Wenn man weiß, daß die gastfreie Burg am Bodensee eine Wallfahrtsstätte bevorzugter Geister war, daß Männer wie Uhland, Heinrich von Wessenberg, die Brüder Grimm, Görres, Gustav Schwab, Pfeiffer, Schott, Pertz, Reinh. Köstlin etc., Leute aus dem Rheinland, aus Schwaben, Franken, der Schweiz und Oesterteich dort Stammgäste waren, so kann man sich ein Bild von dem Leben und Treiben auf der Meersburg zusammensetzen, und vor Allem von dem Fleiße im Museum, dessen merkwürdigstes Stück der alte „Meister Sepp von Eppishausen“, wie er sich gern nannte, offenbar selbst gewesen ist.

Schücking schied von der Meersburg im Frühjahre 1842, um zu Ettingen in Franken, der Residenz des Fürsten Wrede, die Studien der Söhne desselben zu leiten. Später begleitete er den Fürsten in seine Sommerresidenz Mondsee in Oesterreich ob der Enns, wo er seinen ersten Roman „Ein Schloß am Meere“ schrieb und die Freiin Louise von Gall kennen lernte, die er im October 1843 als seine Gemahlin heimführte. Auch sie war eine dichterische Natur, nach Geist und Herz ihrem Manne innigst verwandt.
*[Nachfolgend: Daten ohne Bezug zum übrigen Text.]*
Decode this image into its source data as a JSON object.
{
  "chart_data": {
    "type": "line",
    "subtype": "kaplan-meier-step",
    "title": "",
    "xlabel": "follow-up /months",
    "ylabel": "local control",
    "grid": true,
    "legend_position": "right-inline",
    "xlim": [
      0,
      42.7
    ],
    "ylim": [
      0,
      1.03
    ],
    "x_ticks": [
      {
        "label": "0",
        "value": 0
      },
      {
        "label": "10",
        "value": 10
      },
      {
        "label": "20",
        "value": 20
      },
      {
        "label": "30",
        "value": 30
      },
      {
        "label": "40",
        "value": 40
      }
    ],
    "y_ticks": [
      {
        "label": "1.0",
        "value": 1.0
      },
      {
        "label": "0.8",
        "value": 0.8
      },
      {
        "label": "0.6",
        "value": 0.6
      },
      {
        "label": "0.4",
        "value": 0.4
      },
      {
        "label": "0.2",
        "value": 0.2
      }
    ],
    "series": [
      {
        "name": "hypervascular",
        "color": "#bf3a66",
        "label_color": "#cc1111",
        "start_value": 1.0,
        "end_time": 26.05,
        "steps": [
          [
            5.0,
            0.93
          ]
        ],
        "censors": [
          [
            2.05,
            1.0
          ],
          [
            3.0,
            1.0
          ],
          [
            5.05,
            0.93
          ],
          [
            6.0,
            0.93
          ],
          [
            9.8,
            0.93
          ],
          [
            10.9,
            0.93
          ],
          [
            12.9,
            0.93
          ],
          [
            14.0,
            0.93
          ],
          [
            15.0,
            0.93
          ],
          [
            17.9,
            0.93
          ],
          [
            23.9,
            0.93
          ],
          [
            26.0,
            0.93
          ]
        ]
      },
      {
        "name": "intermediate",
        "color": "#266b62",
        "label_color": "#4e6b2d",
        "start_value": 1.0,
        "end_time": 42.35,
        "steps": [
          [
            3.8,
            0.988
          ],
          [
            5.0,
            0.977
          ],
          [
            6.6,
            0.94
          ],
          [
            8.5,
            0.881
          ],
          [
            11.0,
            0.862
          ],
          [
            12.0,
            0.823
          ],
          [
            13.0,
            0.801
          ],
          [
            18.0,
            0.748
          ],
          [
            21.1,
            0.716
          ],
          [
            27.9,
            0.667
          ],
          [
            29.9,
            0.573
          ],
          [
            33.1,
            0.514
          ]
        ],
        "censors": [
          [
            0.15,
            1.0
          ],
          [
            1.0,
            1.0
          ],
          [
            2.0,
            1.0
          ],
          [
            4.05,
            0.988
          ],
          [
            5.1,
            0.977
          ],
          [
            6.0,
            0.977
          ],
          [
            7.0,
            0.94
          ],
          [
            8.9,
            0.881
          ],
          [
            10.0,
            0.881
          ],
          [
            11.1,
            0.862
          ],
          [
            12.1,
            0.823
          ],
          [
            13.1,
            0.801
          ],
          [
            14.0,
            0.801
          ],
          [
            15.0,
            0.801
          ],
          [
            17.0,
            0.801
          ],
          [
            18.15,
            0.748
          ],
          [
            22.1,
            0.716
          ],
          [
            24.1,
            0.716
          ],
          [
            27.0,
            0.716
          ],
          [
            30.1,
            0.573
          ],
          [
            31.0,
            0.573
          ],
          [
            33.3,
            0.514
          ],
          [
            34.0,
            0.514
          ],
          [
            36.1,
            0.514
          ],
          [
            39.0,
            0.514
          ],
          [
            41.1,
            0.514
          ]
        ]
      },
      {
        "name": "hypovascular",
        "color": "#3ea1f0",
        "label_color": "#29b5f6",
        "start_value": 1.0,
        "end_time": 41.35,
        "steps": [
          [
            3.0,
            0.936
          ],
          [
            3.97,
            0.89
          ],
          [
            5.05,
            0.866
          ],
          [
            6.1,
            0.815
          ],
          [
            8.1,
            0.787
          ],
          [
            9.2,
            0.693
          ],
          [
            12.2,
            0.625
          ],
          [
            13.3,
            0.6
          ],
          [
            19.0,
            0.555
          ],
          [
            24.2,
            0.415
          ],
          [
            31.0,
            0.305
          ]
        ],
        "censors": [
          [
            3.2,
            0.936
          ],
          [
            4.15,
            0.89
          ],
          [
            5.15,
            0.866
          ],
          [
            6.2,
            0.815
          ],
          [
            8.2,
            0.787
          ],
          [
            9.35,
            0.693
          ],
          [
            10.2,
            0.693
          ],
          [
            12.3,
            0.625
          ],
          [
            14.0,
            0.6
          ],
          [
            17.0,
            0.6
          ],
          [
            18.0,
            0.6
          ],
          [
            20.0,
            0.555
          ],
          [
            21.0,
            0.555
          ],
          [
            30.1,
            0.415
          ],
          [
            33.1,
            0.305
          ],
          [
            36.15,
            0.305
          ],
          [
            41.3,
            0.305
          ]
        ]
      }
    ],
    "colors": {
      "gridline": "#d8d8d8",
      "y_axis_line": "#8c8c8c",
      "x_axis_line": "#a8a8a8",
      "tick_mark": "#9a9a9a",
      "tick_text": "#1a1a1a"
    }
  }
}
Leider starb sie schon im Jahre 1855, und dem trauernden Gatten blieb nur der Trost, ihr mit ihrem eigenen Buche „Frauenleben“ ein dauerndes Denkmal setzen zu können.

Das schriftstellerische Leben Schlücking’s war nur in seinen ersten Ehejahren ein bewegtes, solange noch der Dichter und der Journalist in ihm um den Vorraug stritten. Im Jahre 1844 bewog ihn die Einladung der Redaction der „Allgemeinen Zeitung“ zur Uebersiedelung nach Augsburg. Hier nahm seine Pflichtarbeit ihn nicht so in Anspruch, daß er nicht noch Muße gefunden hätte zur Schöpfung eines neuen Romans „Die Ritterbürtigen“. In diesem Werke offenbart sich bereits eine innere Wandelung durch die Einflüsse des äußeren Lebens: die realistische Auffassung gewinnt über die ehedem vorherrschend romantische Richtung den Sieg. Der Klang seines Namens wurde in immer weiteren Wellenkreisen über Dentschland getragen. Daher geschah es, daß er nach einer Badecur in Ostende und während einer Rheinreise im Sommer 1845 von der damals neu organisirten Redaction der „Kölnischen Zeitung“ den Antrag erhielt, die Leitung des Feuilletons derselben zu übernehmen. Der Rhein und die Nähe Westfalens zogen mit gleichen Kräften an ihm, und so ging er nun nach Köln. Vorher hatte er bei Cotta einen Band „Gedichte“ drucken lassen.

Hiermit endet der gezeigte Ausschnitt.